Harcourt is located at (42.262056, -94.176589).
According to the United States Census Bureau, the city has a total area of 0.6 square miles (1.5 km²), all of it land.
As of the census of 2000, there were 340 people, 137 households, and 86 families residing in the city. The population density was 592.5 people per square mile (230.3/km²). There were 149 housing units at an average density of 259.7/sq mi (100.9/km²). The racial makeup of the city was 98.53% White, 0.29% African American, 0.88% Native American and 0.29% Asian. Hispanic or Latino of any race were 0.88% of the population.

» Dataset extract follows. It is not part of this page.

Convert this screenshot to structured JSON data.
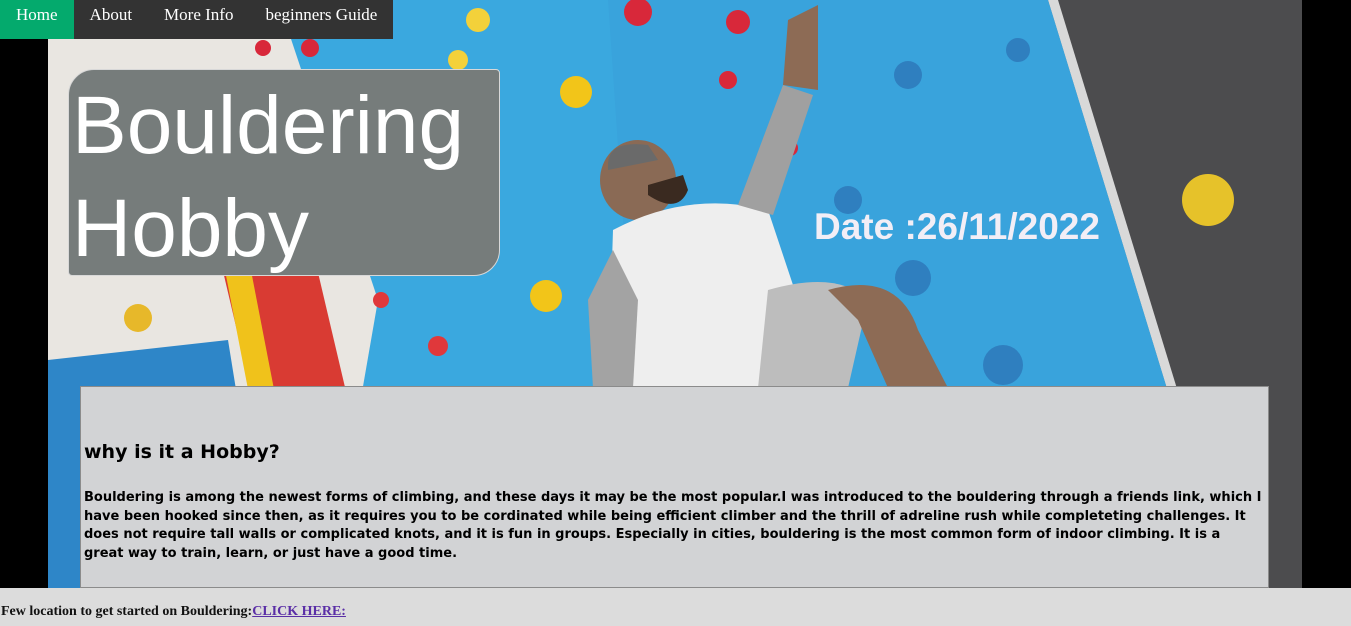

There were 137 households out of which 29.9% had children under the age of 18 living with them, 59.1% were married couples living together, 3.6% had a female householder with no husband present, and 36.5% were non-families. 35.0% of all households were made up of individuals and 18.2% had someone living alone who was 65 years of age or older. The average household size was 2.48 and the average family size was 3.24.
In the city the population was spread out with 26.2% under the age of 18, 9.7% from 18 to 24, 26.8% from 25 to 44, 19.1% from 45 to 64, and 18.2% who were 65 years of age or older. The median age was 38 years. For every 100 females there were 98.8 males. For every 100 females age 18 and over, there were 90.2 males.
The median income for a household in the city was $37,212, and the median income for a family was $42,500. Males had a median income of $25,625 versus $18,854 for females. The per capita income for the city was $22,461. None of the families and 3.3% of the population were living below the poverty line, including no under eighteens and 4.5% of those over 64.